Karen Panetta - an IEEE Fellow and Dean of Graduate Engineering at Tufts University, remarks, "Python is the closest language to what we call an 'instant gratification language,' implying it can do so much with very little code, even if you are a newbie programmer. Python reads like English, making learning easier for many learners."
Python is also an excellent data science and machine learning language, with various libraries dedicated to these topics. It can also be used for web development and scripting, giving it a flexible option for individuals who want to learn one language.
The Internet of Things (IoT) is a fast-paced tech that allows items to connect over the Internet. Python allows developers to build complex programs that interface with IoT devices.
It has grown in popularity recently & is likely to continue beyond 2023. This programming style relies heavily on functions to design and construct programs. By splitting the code into smaller, self-contained units, developers can create strong programs with fewer problems and mistakes. As a result, functional programming may assist developers in creating more efficient and dependable apps.
It is becoming an increasingly popular platform for various types of developers, including Python. Cloud computing has become an essential component of many online applications, and cloud-based solutions such as Amazon online Services, Microsoft Azure, and Google Cloud Platform have made installing and operating Python-based apps easier.

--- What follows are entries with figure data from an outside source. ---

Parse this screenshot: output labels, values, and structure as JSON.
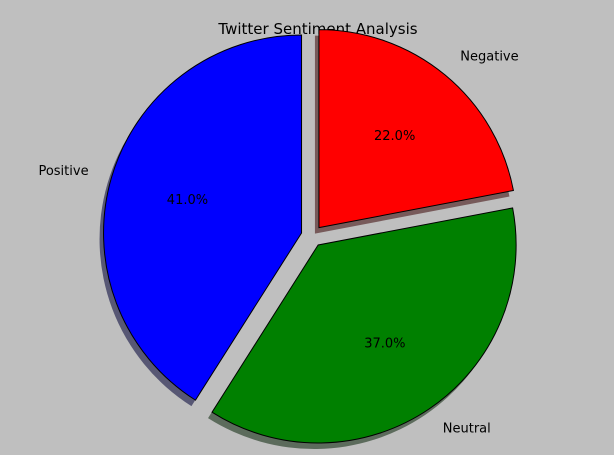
{
  "chart_data": {
    "type": "pie",
    "title": "Twitter Sentiment Analysis",
    "categories": [
      "Positive",
      "Neutral",
      "Negative"
    ],
    "values": [
      41.0,
      37.0,
      22.0
    ],
    "percent_labels": [
      "41.0%",
      "37.0%",
      "22.0%"
    ],
    "colors": [
      "#0000ff",
      "#008000",
      "#ff0000"
    ],
    "explode": [
      0.1,
      0.1,
      0.1
    ],
    "start_angle_deg": 90,
    "direction": "counterclockwise",
    "shadow": true,
    "background": "#bfbfbf",
    "legend": "none"
  }
}
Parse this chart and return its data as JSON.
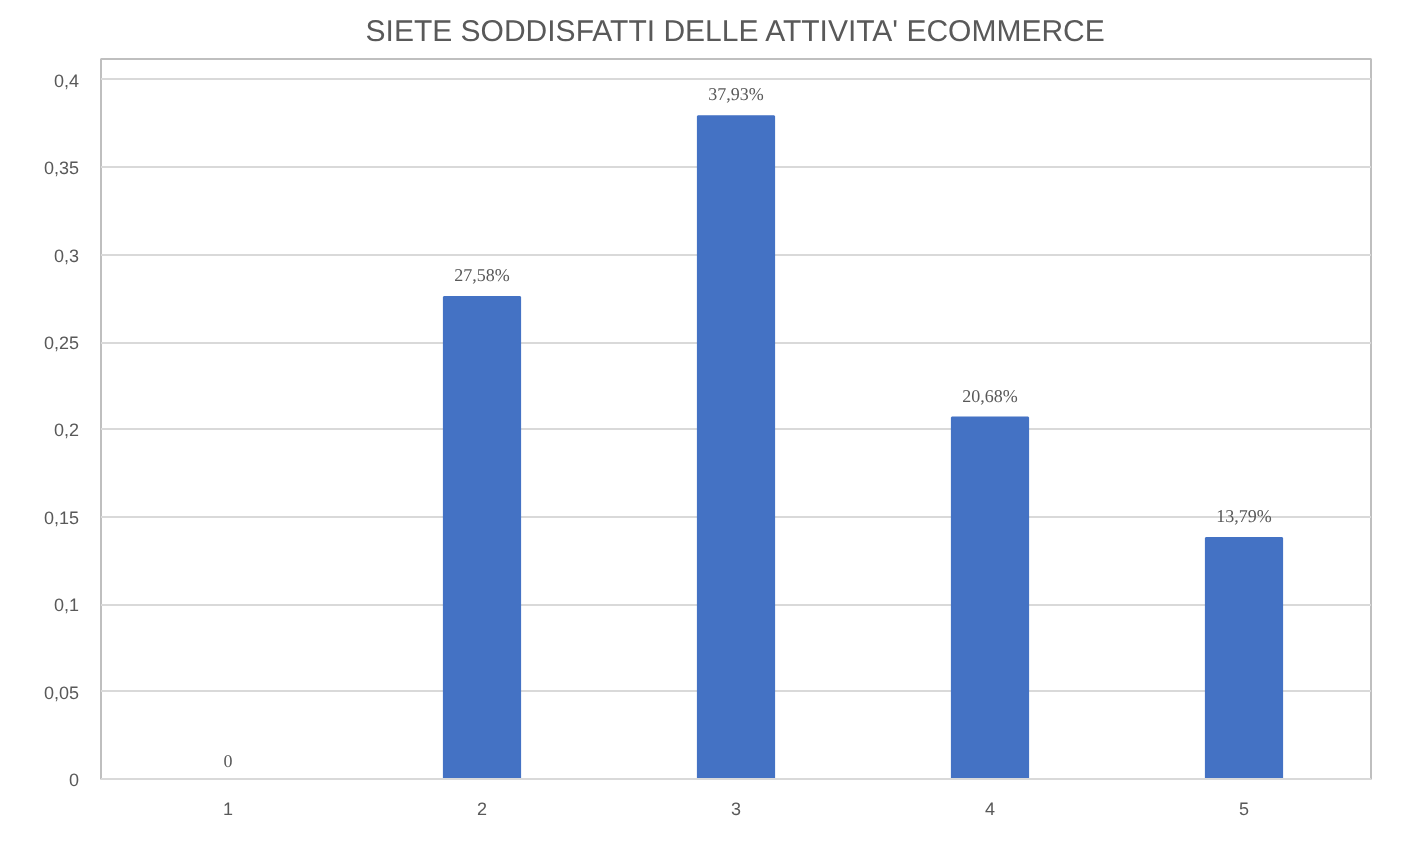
{
  "chart_data": {
    "type": "bar",
    "title": "SIETE SODDISFATTI DELLE ATTIVITA' ECOMMERCE",
    "categories": [
      "1",
      "2",
      "3",
      "4",
      "5"
    ],
    "values": [
      0,
      0.2758,
      0.3793,
      0.2068,
      0.1379
    ],
    "value_labels": [
      "0",
      "27,58%",
      "37,93%",
      "20,68%",
      "13,79%"
    ],
    "color": "#4472c4",
    "ylim": [
      0,
      0.4
    ],
    "yticks": [
      0,
      {
        "value": 0.05,
        "label": "0,05"
      },
      {
        "value": 0.1,
        "label": "0,1"
      },
      {
        "value": 0.15,
        "label": "0,15"
      },
      {
        "value": 0.2,
        "label": "0,2"
      },
      {
        "value": 0.25,
        "label": "0,25"
      },
      {
        "value": 0.3,
        "label": "0,3"
      },
      {
        "value": 0.35,
        "label": "0,35"
      },
      {
        "value": 0.4,
        "label": "0,4"
      }
    ],
    "grid": "y"
  }
}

Python is a sophisticated programming language that shows no signs of slowing down in its growth. It provides developers with a wide range of features, from machine learning to natural language processing, and its uses will only evolve.
So, we have covered a few basic Python functions. But there is still much more to learn to become a Pro in Python language. However, if you want to learn Python, you must set a reasonable goal.
Whether you are a novice or already have some expertise with programming languages, you must take up a detailed learning resource. It can be videos, text-based learning, online courses, books, short projects, podcasts, blogs, or a hybrid strategy!
But always remember to choose a chapter that resonates with your skill level. Once you have done that, use your skills in hands-on projects to gather experience and keep yourself updated.
And if you are looking for more technical assistance. MarsDevs is your reliable partner for your tech needs & can offer resources that can help you understand Python development much better.
Need any help with your ongoing Python projects? Book a slot with MarsDevs today & let us handle all your end-to-end development needs.
Python supports OOPS, functional & structural programming methods. It can be used in scripting languages or converted to byte code to create large-scale apps.
The four pillars of Python are Objects & Classes, Encapsulation, Inheritance & Polymorphism.
Python supports four data types,
It is usually referred to as one of the simplest programming languages for beginners. If you want to take up a programming language, then Python is a great place to kick-start things.
Python developers are among the highest-paid professionals globally, with the added benefits & its popularity.